Friendly table tennis partners laud grassroots ties

Yang Meiping
Chairman of the Shanghai People's Association for Friendship with Foreign Countries praises the enduring grassroots friendship between China and the US.
Yang Meiping
Friendly table tennis partners laud grassroots ties
Ti Gong

Sha Hailin (second from left), chairman of the Shanghai People’s Association for Friendship with Foreign Countries, pairs with Ker Gibbs, president of the American Chamber of Commerce in Shanghai, in a friendly match against their opponents earlier this month to mark the 50th anniversary of “ping pong diplomacy.” 

After a friendly match of Chinese and US table tennis players this month, Sha Hailin praised the enduring grassroots friendship of both countries.

Sha is chairman of the Shanghai People's Association for Friendship with Foreign Countries.

The event marking the 50th anniversary of “ping pong diplomacy” partnered 13 Chinese and 13 Americans. Sha paired up with Ker Gibbs, president of the American Chamber of Commerce in Shanghai.

He said Gibbs proposed the celebration and it dovetailed well with the association’s plans to honor the 1971 visit of the US table tennis team to China – the first American group to step foot on the Chinese mainland since the founding of the People's Republic of China in 1949.

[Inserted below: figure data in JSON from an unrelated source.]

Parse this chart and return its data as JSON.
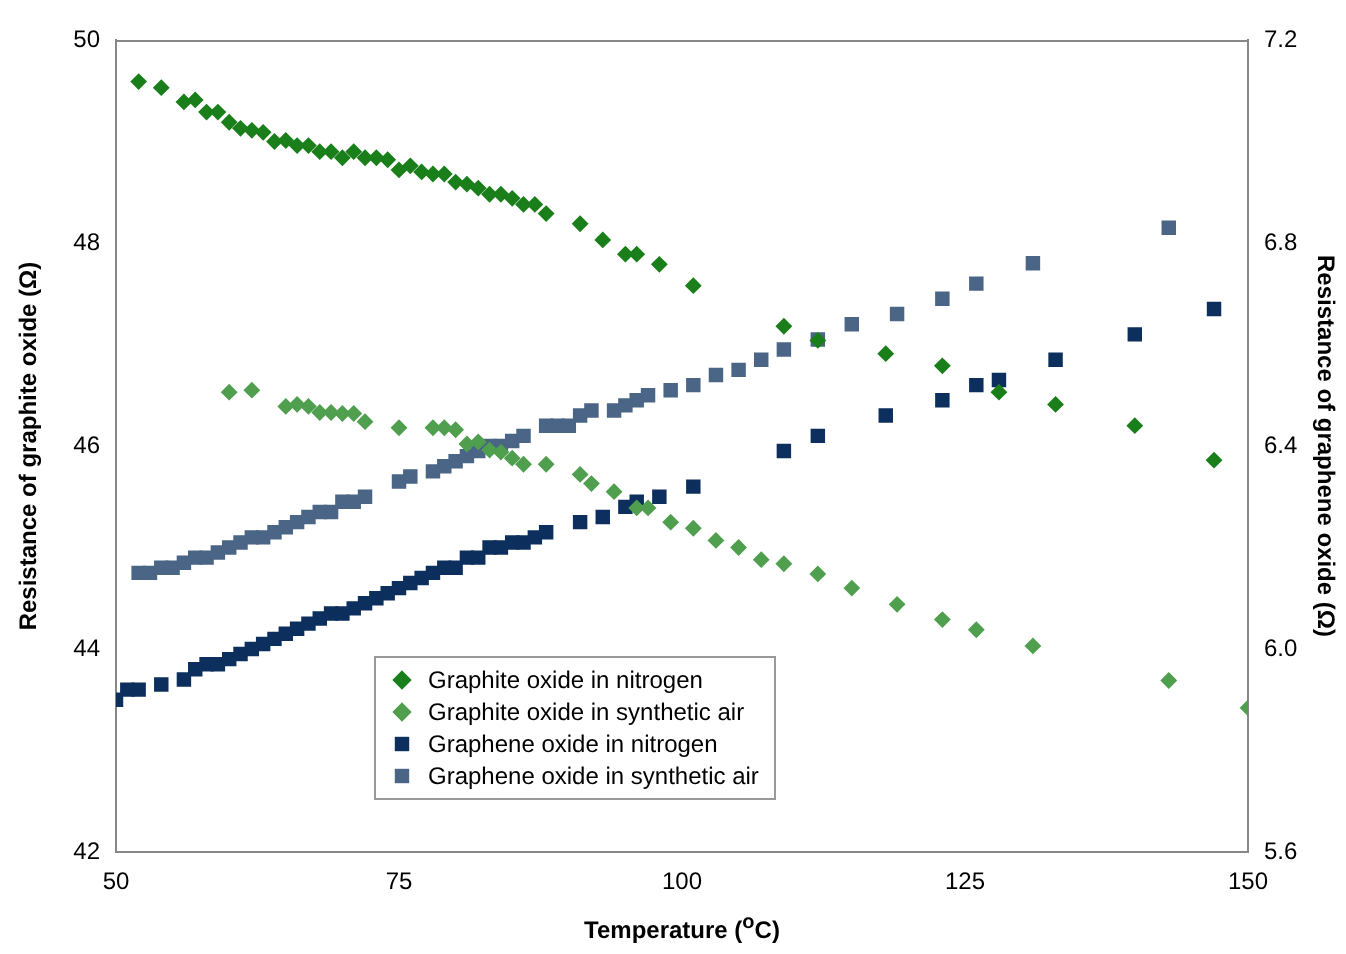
{
  "chart_data": {
    "type": "scatter",
    "xlabel": "Temperature ($^{o}$C)",
    "ylabel": "Resistance of graphite oxide (Ω)",
    "y2label": "Resistance of graphene oxide (Ω)",
    "xlim": [
      50,
      150
    ],
    "xticks": [
      50,
      75,
      100,
      125,
      150
    ],
    "ylim": [
      42,
      50
    ],
    "yticks": [
      42,
      44,
      46,
      48,
      50
    ],
    "y2lim": [
      5.6,
      7.2
    ],
    "y2ticks": [
      {
        "value": 5.6,
        "label": "5.6"
      },
      {
        "value": 6.0,
        "label": "6.0"
      },
      {
        "value": 6.4,
        "label": "6.4"
      },
      {
        "value": 6.8,
        "label": "6.8"
      },
      {
        "value": 7.2,
        "label": "7.2"
      }
    ],
    "grid": false,
    "legend": "bottom left",
    "series": [
      {
        "name": "Graphite oxide in nitrogen",
        "color": "#1a7f1a",
        "marker": "diamond",
        "axis": "y",
        "x": [
          52,
          54,
          56,
          57,
          58,
          59,
          60,
          61,
          62,
          63,
          64,
          65,
          66,
          67,
          68,
          69,
          70,
          71,
          72,
          73,
          74,
          75,
          76,
          77,
          78,
          79,
          80,
          81,
          82,
          83,
          84,
          85,
          86,
          87,
          88,
          91,
          93,
          95,
          96,
          98,
          101,
          109,
          112,
          118,
          123,
          128,
          133,
          140,
          147
        ],
        "values": [
          49.59,
          49.53,
          49.39,
          49.41,
          49.29,
          49.29,
          49.19,
          49.13,
          49.11,
          49.09,
          49.0,
          49.01,
          48.96,
          48.96,
          48.9,
          48.9,
          48.84,
          48.9,
          48.84,
          48.84,
          48.82,
          48.72,
          48.76,
          48.7,
          48.68,
          48.68,
          48.6,
          48.58,
          48.54,
          48.48,
          48.48,
          48.44,
          48.38,
          48.38,
          48.29,
          48.19,
          48.03,
          47.89,
          47.89,
          47.79,
          47.58,
          47.18,
          47.04,
          46.91,
          46.79,
          46.53,
          46.41,
          46.2,
          45.86
        ]
      },
      {
        "name": "Graphite oxide in synthetic air",
        "color": "#4f9f4f",
        "marker": "diamond",
        "axis": "y",
        "x": [
          60,
          62,
          65,
          66,
          67,
          68,
          69,
          70,
          71,
          72,
          75,
          78,
          79,
          80,
          81,
          82,
          83,
          84,
          85,
          86,
          88,
          91,
          92,
          94,
          96,
          97,
          99,
          101,
          103,
          105,
          107,
          109,
          112,
          115,
          119,
          123,
          126,
          131,
          143,
          150
        ],
        "values": [
          46.53,
          46.55,
          46.39,
          46.41,
          46.39,
          46.33,
          46.33,
          46.32,
          46.32,
          46.24,
          46.18,
          46.18,
          46.18,
          46.16,
          46.02,
          46.04,
          45.96,
          45.94,
          45.88,
          45.82,
          45.82,
          45.72,
          45.63,
          45.55,
          45.39,
          45.39,
          45.25,
          45.19,
          45.07,
          45.0,
          44.88,
          44.84,
          44.74,
          44.6,
          44.44,
          44.29,
          44.19,
          44.03,
          43.69,
          43.42
        ]
      },
      {
        "name": "Graphene oxide in nitrogen",
        "color": "#0d2f5e",
        "marker": "square",
        "axis": "y2",
        "x": [
          50,
          51,
          52,
          54,
          56,
          57,
          58,
          59,
          60,
          61,
          62,
          63,
          64,
          65,
          66,
          67,
          68,
          69,
          70,
          71,
          72,
          73,
          74,
          75,
          76,
          77,
          78,
          79,
          80,
          81,
          82,
          83,
          84,
          85,
          86,
          87,
          88,
          91,
          93,
          95,
          96,
          98,
          101,
          109,
          112,
          118,
          123,
          126,
          128,
          133,
          140,
          147
        ],
        "values": [
          5.9,
          5.92,
          5.92,
          5.93,
          5.94,
          5.96,
          5.97,
          5.97,
          5.98,
          5.99,
          6.0,
          6.01,
          6.02,
          6.03,
          6.04,
          6.05,
          6.06,
          6.07,
          6.07,
          6.08,
          6.09,
          6.1,
          6.11,
          6.12,
          6.13,
          6.14,
          6.15,
          6.16,
          6.16,
          6.18,
          6.18,
          6.2,
          6.2,
          6.21,
          6.21,
          6.22,
          6.23,
          6.25,
          6.26,
          6.28,
          6.29,
          6.3,
          6.32,
          6.39,
          6.42,
          6.46,
          6.49,
          6.52,
          6.53,
          6.57,
          6.62,
          6.67
        ]
      },
      {
        "name": "Graphene oxide in synthetic air",
        "color": "#4a6585",
        "marker": "square",
        "axis": "y2",
        "x": [
          52,
          53,
          54,
          55,
          56,
          57,
          58,
          59,
          60,
          61,
          62,
          63,
          64,
          65,
          66,
          67,
          68,
          69,
          70,
          71,
          72,
          75,
          76,
          78,
          79,
          80,
          81,
          82,
          83,
          84,
          85,
          86,
          88,
          89,
          90,
          91,
          92,
          94,
          95,
          96,
          97,
          99,
          101,
          103,
          105,
          107,
          109,
          112,
          115,
          119,
          123,
          126,
          131,
          143
        ],
        "values": [
          6.15,
          6.15,
          6.16,
          6.16,
          6.17,
          6.18,
          6.18,
          6.19,
          6.2,
          6.21,
          6.22,
          6.22,
          6.23,
          6.24,
          6.25,
          6.26,
          6.27,
          6.27,
          6.29,
          6.29,
          6.3,
          6.33,
          6.34,
          6.35,
          6.36,
          6.37,
          6.38,
          6.39,
          6.4,
          6.4,
          6.41,
          6.42,
          6.44,
          6.44,
          6.44,
          6.46,
          6.47,
          6.47,
          6.48,
          6.49,
          6.5,
          6.51,
          6.52,
          6.54,
          6.55,
          6.57,
          6.59,
          6.61,
          6.64,
          6.66,
          6.69,
          6.72,
          6.76,
          6.83
        ]
      }
    ]
  }
}
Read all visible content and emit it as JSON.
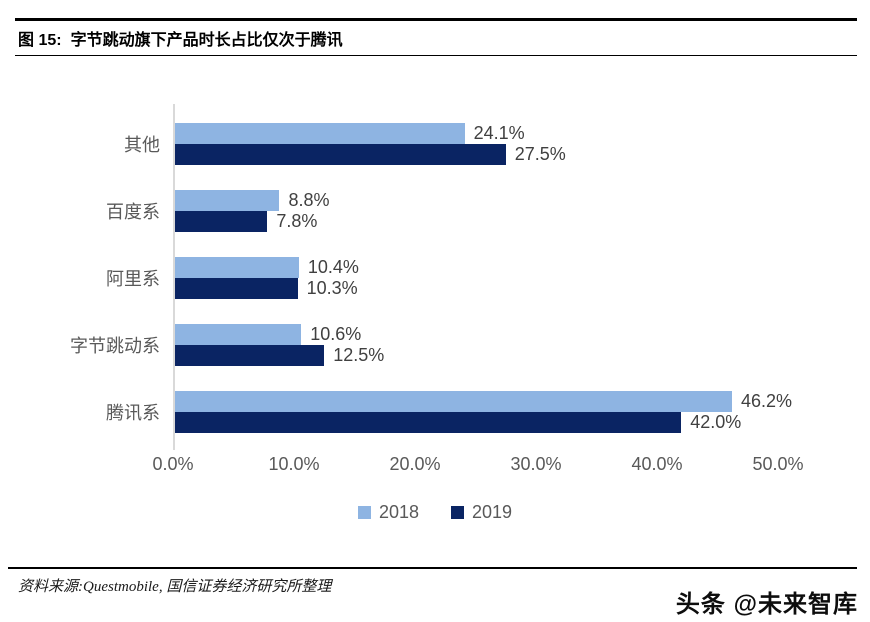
{
  "header": {
    "figure_no": "图 15:",
    "title": "字节跳动旗下产品时长占比仅次于腾讯"
  },
  "chart_data": {
    "type": "bar",
    "orientation": "horizontal",
    "title": "字节跳动旗下产品时长占比仅次于腾讯",
    "categories": [
      "其他",
      "百度系",
      "阿里系",
      "字节跳动系",
      "腾讯系"
    ],
    "series": [
      {
        "name": "2018",
        "color": "#8EB4E2",
        "values": [
          24.1,
          8.8,
          10.4,
          10.6,
          46.2
        ],
        "labels": [
          "24.1%",
          "8.8%",
          "10.4%",
          "10.6%",
          "46.2%"
        ]
      },
      {
        "name": "2019",
        "color": "#0A2463",
        "values": [
          27.5,
          7.8,
          10.3,
          12.5,
          42.0
        ],
        "labels": [
          "27.5%",
          "7.8%",
          "10.3%",
          "12.5%",
          "42.0%"
        ]
      }
    ],
    "xlim": [
      0,
      50
    ],
    "x_ticks": [
      "0.0%",
      "10.0%",
      "20.0%",
      "30.0%",
      "40.0%",
      "50.0%"
    ],
    "legend": [
      "2018",
      "2019"
    ],
    "legend_position": "bottom",
    "grid": false,
    "axis_color": "#d9d9d9",
    "value_label_color": "#404040",
    "tick_label_color": "#595959"
  },
  "footer": {
    "source": "资料来源:Questmobile, 国信证券经济研究所整理",
    "watermark": "头条 @未来智库"
  }
}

“The idea of a friendly competition proved popular,” Sha said, noting support from the American chamber, New York University Shanghai, the US consulate general, local businessmen and other expats.

Some of the participants weren’t dab hands at ping pong, and some were even playing for the first time, but all-around enthusiasm made up for any performance gaps. Several players spent more than a month to train for the matches, Sha said.

“Their enthusiasm made me feel the importance of exchanges between Chinese and American people,” Sha said.

“The China-US relationship is very important and complicated,” he added. “Its development has not been always smooth. It has weathered ups and downs, but cooperation lies at its heart. Both countries must have the wisdom and courage to seek common ground, putting differences aside.”

Gibbs said the American chamber was delighted to join the Shanghai association in commemorating the historic event.

He said the bilateral table tennis matches aimed to “get that story out, to make more people aware of what happened, and to reinforce good feelings in US-China relations.”

Today, that relationship is under strain.

“We acknowledge the problems, but we also celebrate the success we’ve had,” Gibbs said. “We appreciate the positives the two countries are undertaking, most in the commercial realm. We see this anniversary very much something to celebrate. Maybe there will be other moments when something unexpected will happen that will demonstrate the capability to get back to a high level of trust.”